Fabia smiles her agreement, murmuring, "Oh, help yourself, sweetie," when her new friend's hand delves into the cigarette case she left lying open on the table next to her handbag. She returns his toast, drinking deeply: "To all that lovely sap flowing again in the spring, any minute now." And then, "I came to have a drink with someone who lives here," she answers, "although, as I imagine you saw, he has taken to keeping his appointments rather less conscientiously than he did two months ago." Her shoulders shift, narrow bands of green silk almost falling from them; it's the way of the world, her demeanour suggests, and despite the violence she did to that sheet of paper she's not truly vexed. "I thought I might go upstairs and run a bath and ring round to a few friends to see whether anyone wants to go out; shall I do that, or shall we really start turning over the linen?" She sets down her glass, extracts the olives, draws one away between her lips and crunches it with a tiny, appreciative sigh.
"To go out is, I feel, on several grounds deplorable," Gally remonstrates with intense mock-sobriety. "To go is noxious to the body, and the state of being out in any regard exhausting to the spirit. I had rather be a courted cocoon, a chrysalis…such an unfortunate word, that, so beautiful, but all too rhythmic…anyway, sometimes fate and the muse are merciless taskmistresses, eh?" The Negroni is finished, so he takes a generous splash of poor Jellicoe's forlorn champagne, interspersed with satisfied, rather rapid sucks on the Sobranie, and haphazard, even aggressive flicking of its ash - displaying a nervous form of energy quite at odds with the languid creed he professes. He has provided no actual answer to Fabia's suggested course.

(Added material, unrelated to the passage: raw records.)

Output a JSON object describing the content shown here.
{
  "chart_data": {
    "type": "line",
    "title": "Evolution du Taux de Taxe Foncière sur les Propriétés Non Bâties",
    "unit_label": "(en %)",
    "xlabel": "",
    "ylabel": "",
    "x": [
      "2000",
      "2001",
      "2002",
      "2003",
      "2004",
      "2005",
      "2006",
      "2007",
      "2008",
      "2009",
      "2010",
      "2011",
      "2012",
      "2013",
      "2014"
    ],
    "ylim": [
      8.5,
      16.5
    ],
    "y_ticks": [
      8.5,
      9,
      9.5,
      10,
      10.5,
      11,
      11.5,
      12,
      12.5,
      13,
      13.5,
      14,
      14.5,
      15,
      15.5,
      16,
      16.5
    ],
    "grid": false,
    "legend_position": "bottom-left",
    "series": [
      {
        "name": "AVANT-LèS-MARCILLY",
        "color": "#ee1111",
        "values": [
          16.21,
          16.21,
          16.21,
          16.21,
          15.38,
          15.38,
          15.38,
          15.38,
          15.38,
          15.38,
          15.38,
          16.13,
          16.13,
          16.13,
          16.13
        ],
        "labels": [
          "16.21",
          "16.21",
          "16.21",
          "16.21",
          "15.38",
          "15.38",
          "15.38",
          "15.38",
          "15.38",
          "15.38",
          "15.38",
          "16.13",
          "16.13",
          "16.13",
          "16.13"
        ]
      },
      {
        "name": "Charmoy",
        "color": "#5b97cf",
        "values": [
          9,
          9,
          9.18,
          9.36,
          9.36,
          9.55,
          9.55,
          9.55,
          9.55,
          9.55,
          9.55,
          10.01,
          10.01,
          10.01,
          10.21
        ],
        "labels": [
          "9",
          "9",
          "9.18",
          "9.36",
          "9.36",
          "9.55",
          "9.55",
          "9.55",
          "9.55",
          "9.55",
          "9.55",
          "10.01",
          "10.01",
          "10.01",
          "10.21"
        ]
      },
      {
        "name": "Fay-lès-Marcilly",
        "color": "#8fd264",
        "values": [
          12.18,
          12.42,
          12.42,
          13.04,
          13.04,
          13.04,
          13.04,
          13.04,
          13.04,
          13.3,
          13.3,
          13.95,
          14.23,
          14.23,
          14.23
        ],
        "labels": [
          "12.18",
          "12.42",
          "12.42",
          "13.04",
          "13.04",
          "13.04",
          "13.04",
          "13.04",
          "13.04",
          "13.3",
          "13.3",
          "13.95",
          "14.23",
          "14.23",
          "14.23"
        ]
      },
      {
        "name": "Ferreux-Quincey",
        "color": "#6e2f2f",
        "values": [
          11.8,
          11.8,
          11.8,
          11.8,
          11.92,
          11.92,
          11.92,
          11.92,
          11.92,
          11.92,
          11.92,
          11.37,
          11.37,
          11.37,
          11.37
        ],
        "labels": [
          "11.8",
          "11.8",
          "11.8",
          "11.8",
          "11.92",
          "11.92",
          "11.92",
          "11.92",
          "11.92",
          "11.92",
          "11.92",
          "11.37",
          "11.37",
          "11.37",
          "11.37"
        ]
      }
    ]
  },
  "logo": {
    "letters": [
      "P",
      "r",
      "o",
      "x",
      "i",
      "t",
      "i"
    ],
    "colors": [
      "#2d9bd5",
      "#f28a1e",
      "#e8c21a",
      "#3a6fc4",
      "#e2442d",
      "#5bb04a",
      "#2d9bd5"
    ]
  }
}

But he smiles at her riposte of a toast, and raises his glass happily. Perhaps too happily. Just then, both the 'gentleman' and the lady's receptacles explode, the shards falling about harmlessly, but the liquid contents, now sticky and odorous, adhering all over both of them.
Not puzzlement, but rational annoyance seems to join the champagne in seeping across Beauclaire's whey-hued face. "But that only happens now and again, when I meet…" He stubs out the Sobranie in evidently violent pique on the tablecloth, missing Fabia's arm scarcely by half an inch. "But why the hell didn't you say, Mrs Fairfax. Bloody inconvenient it's turned out too."
Ignoring, characteristically, any share of his own guilt in the matter, Gaillard Beauclaire, Esq., storms out of the hotel, leaving his latest acquaintance, or more likely her mysterious friend, with the bill.